Greek Cypriot Australian actress Andrea Demetridades has played various ethnic characters, but has yet to play one from own heritage. She told Neos Kosmos she is on the lookout for that Hellenic creative to write that role for her.

“It’s a very exciting time in the film and TV industry, there are so many platforms, and I’m just waiting for these stories,” she said. “I can’t blame a white, middle aged man for not writing a character about an Australian woman, who has a Greek Cypriot background who was born in Perth.”
With Greeks firmly settled into Australian society following the post migrant boom of the 50’s and 60’s, Kokkinos believes that mainstream society has shifted its interest to other cultures.

“There is an element that now we’ve had our time and that we’ve had our moment and that we are no longer relevant in a cultural artistic sense,” she said, adding that new immigrants have entered the fold. “There is something about a zeitgeist and at the moment there is more energy about the possibility of more Asian and African stories.”

Kokkinos also believes that the market has waned because the wider population has become comfortable with how Greek Australians have melded into society now that “we’ve had a degree of assimilation”.

“We still make good cakes and coffee I suppose.

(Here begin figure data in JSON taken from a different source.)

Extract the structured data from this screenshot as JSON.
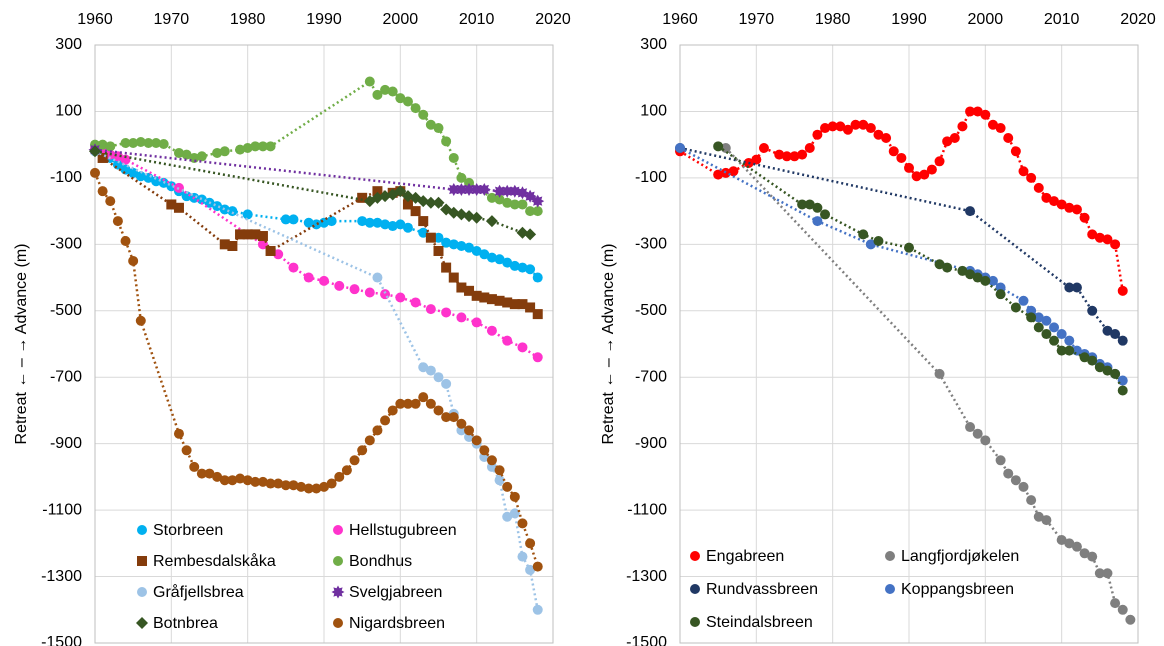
{
  "chart_data": [
    {
      "type": "line",
      "ylabel": "Retreat ←  –  → Advance (m)",
      "xlim": [
        1960,
        2020
      ],
      "xticks": [
        1960,
        1970,
        1980,
        1990,
        2000,
        2010,
        2020
      ],
      "ylim": [
        -1500,
        300
      ],
      "yticks": [
        -1500,
        -1300,
        -1100,
        -900,
        -700,
        -500,
        -300,
        -100,
        100,
        300
      ],
      "grid": true,
      "legend": "bottom",
      "series": [
        {
          "name": "Storbreen",
          "color": "#00b0f0",
          "marker": "circle",
          "x": [
            1960,
            1962,
            1963,
            1964,
            1965,
            1966,
            1967,
            1968,
            1969,
            1970,
            1971,
            1972,
            1973,
            1974,
            1975,
            1976,
            1977,
            1978,
            1980,
            1985,
            1986,
            1988,
            1989,
            1990,
            1991,
            1995,
            1996,
            1997,
            1998,
            1999,
            2000,
            2001,
            2003,
            2005,
            2006,
            2007,
            2008,
            2009,
            2010,
            2011,
            2012,
            2013,
            2014,
            2015,
            2016,
            2017,
            2018
          ],
          "values": [
            -20,
            -40,
            -60,
            -75,
            -85,
            -95,
            -100,
            -110,
            -115,
            -125,
            -140,
            -155,
            -160,
            -165,
            -175,
            -185,
            -195,
            -200,
            -210,
            -225,
            -225,
            -235,
            -240,
            -235,
            -230,
            -230,
            -235,
            -235,
            -240,
            -245,
            -240,
            -250,
            -265,
            -280,
            -295,
            -300,
            -305,
            -310,
            -320,
            -330,
            -340,
            -345,
            -355,
            -365,
            -370,
            -375,
            -400
          ]
        },
        {
          "name": "Hellstugubreen",
          "color": "#ff33cc",
          "marker": "circle",
          "x": [
            1960,
            1961,
            1962,
            1963,
            1964,
            1971,
            1980,
            1982,
            1984,
            1986,
            1988,
            1990,
            1992,
            1994,
            1996,
            1998,
            2000,
            2002,
            2004,
            2006,
            2008,
            2010,
            2012,
            2014,
            2016,
            2018
          ],
          "values": [
            -10,
            -20,
            -30,
            -35,
            -45,
            -130,
            -270,
            -300,
            -330,
            -370,
            -400,
            -410,
            -425,
            -435,
            -445,
            -450,
            -460,
            -475,
            -495,
            -505,
            -520,
            -535,
            -560,
            -590,
            -610,
            -640
          ]
        },
        {
          "name": "Rembesdalskåka",
          "color": "#843c0c",
          "marker": "square",
          "x": [
            1961,
            1970,
            1971,
            1977,
            1978,
            1979,
            1980,
            1981,
            1982,
            1983,
            1995,
            1997,
            1999,
            2000,
            2001,
            2002,
            2003,
            2004,
            2005,
            2006,
            2007,
            2008,
            2009,
            2010,
            2011,
            2012,
            2013,
            2014,
            2015,
            2016,
            2017,
            2018
          ],
          "values": [
            -40,
            -180,
            -190,
            -300,
            -305,
            -270,
            -270,
            -270,
            -275,
            -320,
            -160,
            -140,
            -145,
            -140,
            -180,
            -200,
            -230,
            -280,
            -320,
            -370,
            -400,
            -430,
            -440,
            -455,
            -460,
            -465,
            -470,
            -475,
            -480,
            -480,
            -490,
            -510
          ]
        },
        {
          "name": "Bondhus",
          "color": "#70ad47",
          "marker": "circle",
          "x": [
            1960,
            1961,
            1962,
            1964,
            1965,
            1966,
            1967,
            1968,
            1969,
            1971,
            1972,
            1973,
            1974,
            1976,
            1977,
            1979,
            1980,
            1981,
            1982,
            1983,
            1996,
            1997,
            1998,
            1999,
            2000,
            2001,
            2002,
            2003,
            2004,
            2005,
            2006,
            2007,
            2008,
            2009,
            2012,
            2013,
            2014,
            2015,
            2016,
            2017,
            2018
          ],
          "values": [
            0,
            0,
            -5,
            5,
            5,
            8,
            5,
            5,
            2,
            -25,
            -30,
            -40,
            -35,
            -25,
            -20,
            -15,
            -10,
            -5,
            -5,
            -5,
            190,
            150,
            165,
            160,
            140,
            130,
            110,
            90,
            60,
            50,
            10,
            -40,
            -100,
            -115,
            -160,
            -165,
            -175,
            -180,
            -180,
            -200,
            -200
          ]
        },
        {
          "name": "Gråfjellsbrea",
          "color": "#9dc3e6",
          "marker": "circle",
          "x": [
            1960,
            1997,
            2003,
            2004,
            2005,
            2006,
            2007,
            2008,
            2009,
            2010,
            2011,
            2012,
            2013,
            2014,
            2015,
            2016,
            2017,
            2018
          ],
          "values": [
            -20,
            -400,
            -670,
            -680,
            -700,
            -720,
            -810,
            -860,
            -880,
            -900,
            -940,
            -970,
            -1010,
            -1120,
            -1110,
            -1240,
            -1280,
            -1400
          ]
        },
        {
          "name": "Svelgjabreen",
          "color": "#7030a0",
          "marker": "star",
          "x": [
            1960,
            2007,
            2008,
            2009,
            2010,
            2011,
            2013,
            2014,
            2015,
            2016,
            2017,
            2018
          ],
          "values": [
            -15,
            -135,
            -135,
            -135,
            -135,
            -135,
            -140,
            -140,
            -140,
            -145,
            -155,
            -170
          ]
        },
        {
          "name": "Botnbrea",
          "color": "#375623",
          "marker": "diamond",
          "x": [
            1960,
            1996,
            1997,
            1998,
            1999,
            2000,
            2001,
            2002,
            2003,
            2004,
            2005,
            2006,
            2007,
            2008,
            2009,
            2010,
            2012,
            2016,
            2017
          ],
          "values": [
            -20,
            -170,
            -160,
            -155,
            -150,
            -140,
            -155,
            -160,
            -170,
            -175,
            -175,
            -195,
            -205,
            -210,
            -215,
            -220,
            -230,
            -265,
            -270
          ]
        },
        {
          "name": "Nigardsbreen",
          "color": "#a0520f",
          "marker": "circle",
          "x": [
            1960,
            1961,
            1962,
            1963,
            1964,
            1965,
            1966,
            1971,
            1972,
            1973,
            1974,
            1975,
            1976,
            1977,
            1978,
            1979,
            1980,
            1981,
            1982,
            1983,
            1984,
            1985,
            1986,
            1987,
            1988,
            1989,
            1990,
            1991,
            1992,
            1993,
            1994,
            1995,
            1996,
            1997,
            1998,
            1999,
            2000,
            2001,
            2002,
            2003,
            2004,
            2005,
            2006,
            2007,
            2008,
            2009,
            2010,
            2011,
            2012,
            2013,
            2014,
            2015,
            2016,
            2017,
            2018
          ],
          "values": [
            -85,
            -140,
            -170,
            -230,
            -290,
            -350,
            -530,
            -870,
            -920,
            -970,
            -990,
            -990,
            -1000,
            -1010,
            -1010,
            -1005,
            -1010,
            -1015,
            -1015,
            -1020,
            -1020,
            -1025,
            -1025,
            -1030,
            -1035,
            -1035,
            -1030,
            -1020,
            -1000,
            -980,
            -950,
            -920,
            -890,
            -860,
            -830,
            -800,
            -780,
            -780,
            -780,
            -760,
            -780,
            -800,
            -820,
            -820,
            -840,
            -860,
            -890,
            -920,
            -950,
            -980,
            -1030,
            -1060,
            -1140,
            -1200,
            -1270
          ]
        }
      ]
    },
    {
      "type": "line",
      "ylabel": "Retreat ←  –  → Advance (m)",
      "xlim": [
        1960,
        2020
      ],
      "xticks": [
        1960,
        1970,
        1980,
        1990,
        2000,
        2010,
        2020
      ],
      "ylim": [
        -1500,
        300
      ],
      "yticks": [
        -1500,
        -1300,
        -1100,
        -900,
        -700,
        -500,
        -300,
        -100,
        100,
        300
      ],
      "grid": true,
      "legend": "bottom",
      "series": [
        {
          "name": "Engabreen",
          "color": "#ff0000",
          "marker": "circle",
          "x": [
            1960,
            1965,
            1966,
            1967,
            1969,
            1970,
            1971,
            1973,
            1974,
            1975,
            1976,
            1977,
            1978,
            1979,
            1980,
            1981,
            1982,
            1983,
            1984,
            1985,
            1986,
            1987,
            1988,
            1989,
            1990,
            1991,
            1992,
            1993,
            1994,
            1995,
            1996,
            1997,
            1998,
            1999,
            2000,
            2001,
            2002,
            2003,
            2004,
            2005,
            2006,
            2007,
            2008,
            2009,
            2010,
            2011,
            2012,
            2013,
            2014,
            2015,
            2016,
            2017,
            2018
          ],
          "values": [
            -20,
            -90,
            -85,
            -80,
            -55,
            -45,
            -10,
            -30,
            -35,
            -35,
            -30,
            -10,
            30,
            50,
            55,
            55,
            45,
            60,
            60,
            50,
            30,
            20,
            -20,
            -40,
            -70,
            -95,
            -90,
            -75,
            -50,
            10,
            20,
            55,
            100,
            100,
            90,
            60,
            50,
            20,
            -20,
            -80,
            -100,
            -130,
            -160,
            -170,
            -180,
            -190,
            -195,
            -220,
            -270,
            -280,
            -285,
            -300,
            -440
          ]
        },
        {
          "name": "Langfjordjøkelen",
          "color": "#7f7f7f",
          "marker": "circle",
          "x": [
            1966,
            1994,
            1998,
            1999,
            2000,
            2002,
            2003,
            2004,
            2005,
            2006,
            2007,
            2008,
            2010,
            2011,
            2012,
            2013,
            2014,
            2015,
            2016,
            2017,
            2018,
            2019
          ],
          "values": [
            -10,
            -690,
            -850,
            -870,
            -890,
            -950,
            -990,
            -1010,
            -1030,
            -1070,
            -1120,
            -1130,
            -1190,
            -1200,
            -1210,
            -1230,
            -1240,
            -1290,
            -1290,
            -1380,
            -1400,
            -1430
          ]
        },
        {
          "name": "Rundvassbreen",
          "color": "#203864",
          "marker": "circle",
          "x": [
            1960,
            1998,
            2011,
            2012,
            2014,
            2016,
            2017,
            2018
          ],
          "values": [
            -10,
            -200,
            -430,
            -430,
            -500,
            -560,
            -570,
            -590
          ]
        },
        {
          "name": "Koppangsbreen",
          "color": "#4472c4",
          "marker": "circle",
          "x": [
            1960,
            1978,
            1985,
            1998,
            1999,
            2000,
            2001,
            2002,
            2005,
            2006,
            2007,
            2008,
            2009,
            2010,
            2011,
            2012,
            2013,
            2014,
            2015,
            2016,
            2017,
            2018
          ],
          "values": [
            -10,
            -230,
            -300,
            -380,
            -390,
            -400,
            -410,
            -430,
            -470,
            -500,
            -520,
            -530,
            -550,
            -570,
            -590,
            -620,
            -630,
            -640,
            -660,
            -670,
            -690,
            -710
          ]
        },
        {
          "name": "Steindalsbreen",
          "color": "#375623",
          "marker": "circle",
          "x": [
            1965,
            1976,
            1977,
            1978,
            1979,
            1984,
            1986,
            1990,
            1994,
            1995,
            1997,
            1998,
            1999,
            2000,
            2002,
            2004,
            2006,
            2007,
            2008,
            2009,
            2010,
            2011,
            2013,
            2014,
            2015,
            2016,
            2017,
            2018
          ],
          "values": [
            -5,
            -180,
            -180,
            -190,
            -210,
            -270,
            -290,
            -310,
            -360,
            -370,
            -380,
            -390,
            -400,
            -410,
            -450,
            -490,
            -520,
            -550,
            -570,
            -590,
            -620,
            -620,
            -640,
            -650,
            -670,
            -680,
            -690,
            -740
          ]
        }
      ]
    }
  ]
}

But in the arts we seem to have seen a drop-off in creative activity,” she said.

“When we made ‘Head On’ we created a wave of enthusiasm about our culture and it was hot to be Greek at that time.”

Meanwhile theatre actor Chris Argiroussis who recently appeared in Alex Lykos’ latest film ‘Me and My Left Brain’ feels that Greeks aren’t out of fashion but that their collective experiences have changed since being ‘Wogs out of Work.’

Giannopoulos and Coustas were reunited in theiromedy stage show Star Wogs: The Ethnics Strike Back. Photo: Supplied

“I refuse to say that Greeks aren’t cool,” he told Neos Kosmos. “Greek Australians have a different kind of cool now, we’ve moved on from the comedy that came in the 80’s and 90’s. When I started doing Greek Australian theatre there were a lot of stories dealing with our parents and multiculturalism but now that isn’t relevant. This new film by Alex Lykos makes comments about today’s society – trying to fit into the expectations that are placed on you; we aren’t dwelling on Greekness anymore.”